Il delicato equilibrio tra ritualizzazione e flessibilità
L’HWI rivela un’altra osservazione: solo il 52% delle aziende ha formalizzato rituali di squadra nel contesto del lavoro ibrido. Questa cifra relativamente bassa dimostra una mancanza di maturità nell’adattarsi a questo nuovo modo di lavorare. Tuttavia, la creazione di rituali, fisici o ibridi, è fondamentale per mantenere lo spirito imprenditoriale e la coesione del team.
Questi punti salienti dovrebbero essere implementati a tutti i livelli dell’organizzazione, dall’azienda nel suo insieme ai singoli team.

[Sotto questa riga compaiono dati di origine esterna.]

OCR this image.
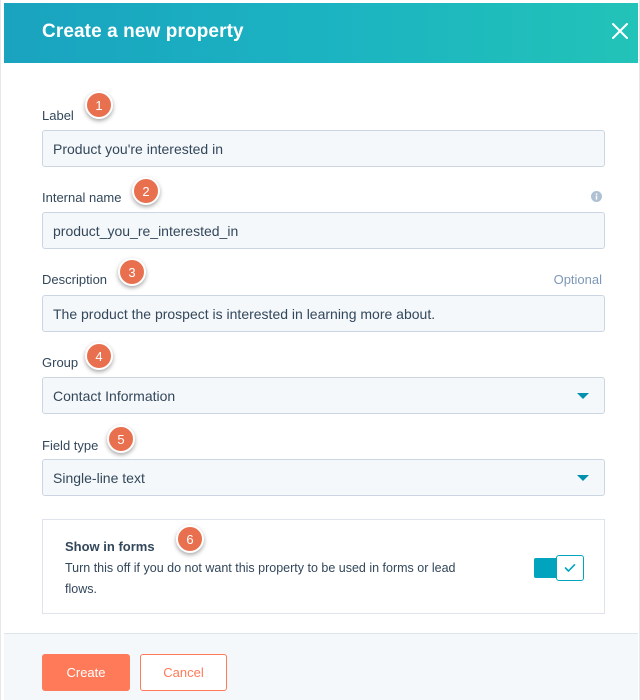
Create a new property
Label
1
Product you're interested in
Internal name	2
product_you_re_interested_in
Description	3	Optional
The product the prospect is interested in learning more about.
Group	4
Contact Information
Field type	5
Single-line text
Show in forms	6
Turn this off if you do not want this property to be used in forms or lead flows.
Create	Cancel
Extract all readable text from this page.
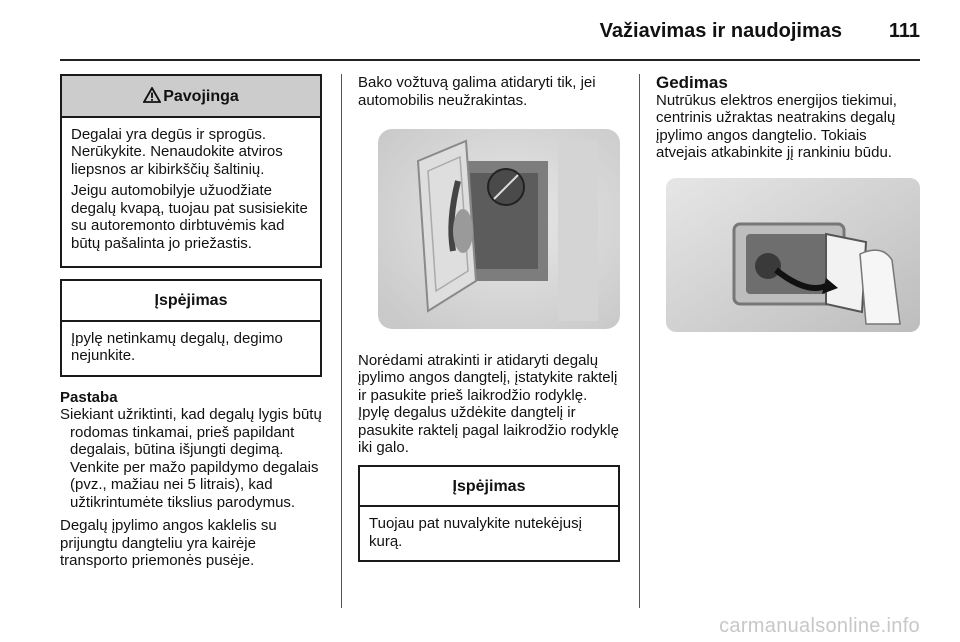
Važiavimas ir naudojimas 111
Pavojinga

Degalai yra degūs ir sprogūs. Nerūkykite. Nenaudokite atviros liepsnos ar kibirkščių šaltinių.

Jeigu automobilyje užuodžiate degalų kvapą, tuojau pat susisiekite su autoremonto dirbtuvėmis kad būtų pašalinta jo priežastis.

Įspėjimas
Įpylę netinkamų degalų, degimo nejunkite.
Pastaba
Siekiant užriktinti, kad degalų lygis būtų rodomas tinkamai, prieš papildant degalais, būtina išjungti degimą. Venkite per mažo papildymo degalais (pvz., mažiau nei 5 litrais), kad užtikrintumėte tikslius parodymus.
Degalų įpylimo angos kaklelis su prijungtu dangteliu yra kairėje transporto priemonės pusėje.
Bako vožtuvą galima atidaryti tik, jei automobilis neužrakintas.
Norėdami atrakinti ir atidaryti degalų įpylimo angos dangtelį, įstatykite raktelį ir pasukite prieš laikrodžio rodyklę. Įpylę degalus uždėkite dangtelį ir pasukite raktelį pagal laikrodžio rodyklę iki galo.
Įspėjimas
Tuojau pat nuvalykite nutekėjusį kurą.
Gedimas
Nutrūkus elektros energijos tiekimui, centrinis užraktas neatrakins degalų įpylimo angos dangtelio. Tokiais atvejais atkabinkite jį rankiniu būdu.
carmanualsonline.info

L’importanza di questi rituali è sottolineata da un altro dato rivelatore: in una situazione di lavoro ibrido, il 20% delle aziende nota un calo della percezione di appartenenza all’azienda tra i propri dipendenti, contro solo il 10% che osserva un aumento.
Una sfida particolare emerge nella collaborazione tra team, identificata da molti pionieri dell’ibrido come la principale difficoltà del modello. Sebbene i rituali siano generalmente ben pensati a livello aziendale o di squadra, vengono spesso trascurati nel contesto trasversale. Il Chief People Officer di un progetto di espansione di 200 dipendenti afferma: “Avevamo implementato rituali efficaci all’interno di ciascun team, ma abbiamo subito notato una crescente compartimentazione tra i reparti. Abbiamo dovuto ripensare le nostre pratiche per includere momenti di collaborazione tra team, come hackathon trimestrali e progetti interfunzionali regolari. »
È fondamentale però non cadere in un’eccessiva ritualizzazione. Un rito implica una logica formale, tempi scanditi, una standardizzazione insomma: un processo relazionale. Ma la parte informale, le conversazioni che sfuggono a ogni attenzione, contano altrettanto, se non di più, delle prime.
La sfida per i manager è quindi quella di raggiungere il giusto equilibrio tra struttura e spontaneità, tra ritualizzazione e conversazione. Su quest’ultimo non possiamo che sottoscrivere qui le parole del sociologo David Le Breton (“ La fine della conversazione? », Métailié, 2024), come nella lettura proposta da Ghislain Deslandes e Guillaume Mercier, rispettivamente filosofo e ricercatore in governance, della benevolenza “discrezionale”: questa parte assunta dagli “scambi informali” intorno a un caffè o una birra dopo il lavoro, e che “va oltre il controllo e la regolamentazione della società”. Non prescritto, gratuito e quindi altrettanto essenziale quanto il rito (“ Benevolenza formale e informale in un contesto orientato al profitto », Springer, 2020).
Ogni organizzazione, ogni manager, dovrà quindi trovare il giusto equilibrio tra la parte dell’informale e quella del rituale stabilito. La cosa più importante è renderlo un soggetto di squadra, un soggetto di scambio tra pari: nessuna formula magica, ma l’interesse dell’interrogativo collettivo sulla ritualizzazione dei momenti chiave, tempi di compresenza. In definitiva, di cosa abbiamo bisogno per essere uno, tutti insieme?